Since 2016, the Modi government has made several attempts to take away Jamia's minority status. In 2016, former attorney general Mukul Rohatgi told the supreme court that the Modi government wanted to reverse the official stand on minority institutions: “As the executive government at the Centre, we can’t be seen as setting up a minority institution in a secular state.”


In 2017, the Modi government filed an affidavit in the Delhi High Court to cancel the minority status of Jamia.
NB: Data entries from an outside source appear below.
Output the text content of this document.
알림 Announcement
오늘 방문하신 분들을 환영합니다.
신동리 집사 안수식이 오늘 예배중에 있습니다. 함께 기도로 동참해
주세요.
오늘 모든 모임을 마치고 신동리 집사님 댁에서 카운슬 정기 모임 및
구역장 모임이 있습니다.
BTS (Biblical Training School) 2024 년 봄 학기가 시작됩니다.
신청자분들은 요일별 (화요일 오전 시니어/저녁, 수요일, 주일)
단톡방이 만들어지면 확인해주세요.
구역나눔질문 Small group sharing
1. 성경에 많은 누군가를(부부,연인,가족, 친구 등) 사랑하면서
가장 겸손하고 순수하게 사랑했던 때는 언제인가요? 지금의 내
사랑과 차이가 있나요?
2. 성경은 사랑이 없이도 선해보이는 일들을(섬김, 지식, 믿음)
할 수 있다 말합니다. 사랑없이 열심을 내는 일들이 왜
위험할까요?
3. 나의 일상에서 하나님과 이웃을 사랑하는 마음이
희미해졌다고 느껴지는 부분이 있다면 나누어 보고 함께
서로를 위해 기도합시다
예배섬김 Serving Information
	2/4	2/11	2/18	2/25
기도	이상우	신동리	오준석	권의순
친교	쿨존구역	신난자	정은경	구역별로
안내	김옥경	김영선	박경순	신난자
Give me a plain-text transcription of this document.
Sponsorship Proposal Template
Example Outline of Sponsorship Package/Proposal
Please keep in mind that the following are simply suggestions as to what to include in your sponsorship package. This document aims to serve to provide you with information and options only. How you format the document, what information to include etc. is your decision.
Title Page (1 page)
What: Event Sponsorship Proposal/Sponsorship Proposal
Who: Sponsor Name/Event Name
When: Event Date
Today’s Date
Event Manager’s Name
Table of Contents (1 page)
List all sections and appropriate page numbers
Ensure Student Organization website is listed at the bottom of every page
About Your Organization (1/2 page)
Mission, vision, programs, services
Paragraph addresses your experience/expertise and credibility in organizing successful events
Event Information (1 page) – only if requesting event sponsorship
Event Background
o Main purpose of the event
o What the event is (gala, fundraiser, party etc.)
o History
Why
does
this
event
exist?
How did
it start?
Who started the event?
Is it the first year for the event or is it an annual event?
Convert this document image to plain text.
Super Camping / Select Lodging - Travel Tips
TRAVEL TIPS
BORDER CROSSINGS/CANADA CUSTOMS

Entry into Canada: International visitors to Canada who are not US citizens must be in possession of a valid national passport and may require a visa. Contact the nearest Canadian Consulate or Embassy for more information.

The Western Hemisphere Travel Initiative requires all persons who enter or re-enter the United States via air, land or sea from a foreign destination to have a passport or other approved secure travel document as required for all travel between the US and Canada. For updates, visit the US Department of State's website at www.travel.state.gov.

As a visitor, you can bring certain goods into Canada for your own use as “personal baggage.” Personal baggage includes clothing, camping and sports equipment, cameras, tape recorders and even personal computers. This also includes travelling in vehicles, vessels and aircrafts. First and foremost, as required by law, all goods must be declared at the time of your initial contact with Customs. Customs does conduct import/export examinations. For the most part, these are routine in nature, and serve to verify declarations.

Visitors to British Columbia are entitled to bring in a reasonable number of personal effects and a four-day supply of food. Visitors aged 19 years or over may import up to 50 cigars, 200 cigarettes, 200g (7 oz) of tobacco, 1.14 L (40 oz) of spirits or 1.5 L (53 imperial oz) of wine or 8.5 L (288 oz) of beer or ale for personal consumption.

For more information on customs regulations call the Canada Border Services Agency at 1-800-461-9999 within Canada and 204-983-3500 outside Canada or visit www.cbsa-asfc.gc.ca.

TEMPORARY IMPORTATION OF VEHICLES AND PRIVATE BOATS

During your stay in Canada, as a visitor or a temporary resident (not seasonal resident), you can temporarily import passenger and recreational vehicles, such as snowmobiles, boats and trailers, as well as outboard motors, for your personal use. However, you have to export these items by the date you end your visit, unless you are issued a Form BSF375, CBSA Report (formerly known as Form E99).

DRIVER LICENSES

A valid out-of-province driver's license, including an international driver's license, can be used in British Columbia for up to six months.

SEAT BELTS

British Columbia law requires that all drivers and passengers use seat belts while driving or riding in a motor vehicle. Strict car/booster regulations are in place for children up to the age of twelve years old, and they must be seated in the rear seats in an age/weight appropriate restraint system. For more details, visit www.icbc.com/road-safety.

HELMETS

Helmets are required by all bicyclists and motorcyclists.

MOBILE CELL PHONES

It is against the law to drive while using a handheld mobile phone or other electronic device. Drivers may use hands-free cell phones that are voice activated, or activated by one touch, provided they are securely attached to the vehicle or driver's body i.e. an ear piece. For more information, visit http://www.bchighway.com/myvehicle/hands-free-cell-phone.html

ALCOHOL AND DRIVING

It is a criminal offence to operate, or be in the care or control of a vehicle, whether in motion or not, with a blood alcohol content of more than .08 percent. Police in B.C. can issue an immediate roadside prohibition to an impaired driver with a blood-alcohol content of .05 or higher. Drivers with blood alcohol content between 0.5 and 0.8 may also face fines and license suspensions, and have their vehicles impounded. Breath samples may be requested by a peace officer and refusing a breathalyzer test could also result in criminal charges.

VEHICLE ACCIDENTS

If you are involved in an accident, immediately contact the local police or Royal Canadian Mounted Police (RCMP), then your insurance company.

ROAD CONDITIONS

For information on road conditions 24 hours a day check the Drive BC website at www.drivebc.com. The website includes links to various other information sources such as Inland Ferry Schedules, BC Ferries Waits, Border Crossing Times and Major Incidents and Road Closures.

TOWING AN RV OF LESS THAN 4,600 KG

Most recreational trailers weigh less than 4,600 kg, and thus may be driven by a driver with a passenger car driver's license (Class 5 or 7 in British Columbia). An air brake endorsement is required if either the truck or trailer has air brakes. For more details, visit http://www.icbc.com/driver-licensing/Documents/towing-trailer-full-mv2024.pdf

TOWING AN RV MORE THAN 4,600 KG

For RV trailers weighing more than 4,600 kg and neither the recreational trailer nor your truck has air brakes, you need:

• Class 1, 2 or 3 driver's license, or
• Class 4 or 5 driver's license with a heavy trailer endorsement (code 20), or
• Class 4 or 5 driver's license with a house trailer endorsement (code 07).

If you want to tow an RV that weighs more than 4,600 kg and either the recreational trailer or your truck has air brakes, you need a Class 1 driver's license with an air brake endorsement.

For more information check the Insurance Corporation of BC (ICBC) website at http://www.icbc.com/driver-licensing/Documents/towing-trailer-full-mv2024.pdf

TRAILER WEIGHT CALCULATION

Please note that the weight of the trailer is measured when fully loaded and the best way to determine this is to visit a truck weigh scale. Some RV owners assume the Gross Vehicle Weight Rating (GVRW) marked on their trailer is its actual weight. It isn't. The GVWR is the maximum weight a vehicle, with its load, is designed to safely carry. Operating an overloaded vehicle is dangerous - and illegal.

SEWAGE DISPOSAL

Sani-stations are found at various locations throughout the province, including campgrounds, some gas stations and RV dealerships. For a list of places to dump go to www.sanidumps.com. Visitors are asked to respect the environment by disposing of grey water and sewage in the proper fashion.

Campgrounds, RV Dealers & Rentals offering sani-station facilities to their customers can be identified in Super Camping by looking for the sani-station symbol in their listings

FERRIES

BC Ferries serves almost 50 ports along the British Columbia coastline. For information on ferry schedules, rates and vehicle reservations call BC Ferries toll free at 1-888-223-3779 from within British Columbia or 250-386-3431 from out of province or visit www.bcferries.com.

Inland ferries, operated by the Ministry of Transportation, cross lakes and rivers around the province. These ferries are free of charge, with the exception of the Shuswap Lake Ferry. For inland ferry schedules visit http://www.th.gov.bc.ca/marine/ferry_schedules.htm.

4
In 2018, the human resources and development ministry filed a fresh affidavit.


“In any event, the Board of Jamia Millia Islamia is elected and need not necessarily consist of majority belonging to Muslim religion,” said the affidavit. “The question of it being a minority institution therefore does not arise.” No lawyer appeared on the behalf of the university in the Delhi High Court to defend its minority status.


Hostility towards Jamia has increased since the beginning of Modi’s second term in 2019.


Alumni Speak Up: ‘Grossly Insulting’

Former students of the university expressed solidarity with the students and criticised the university for organizing the pledge.


“As a Jamia Millia Islamia alumnus, I am personally insulted that the administration is asking students of the university to take an ‘anti-terrorism pledge’,” wrote Shuddhabrata Sengupta. “If I were a student in Jamia today, I would have refused to take this pledge. The objective of ‘weaning away youth from terrorism’ assumes that youth are default terrorists who have to be ‘weaned away’. That is grossly insulting.”


Activist Ladeeda Farzana, one of the foremost voices during the protests against the CAA in Jamia accused the BJP government of painting Jamia Millia as a terrorist hub.

Ladeeda Farzana (centre) during the CAA protests in Delhi.

“Jamia led the anti-CAA movement and the brutal police raid that followed cannot be forgotten,” said Farzana. “Under these circumstances, we must protest the Jamia Millia administration's decision to make students participate in the Anti-terrorism pledge. First let them give justice to the victims of the Jamia police violence."


(Alishan Jafri is an independent journalist based in Lucknow and a first year student of MA mass communication at Jamia Millia Islamia.)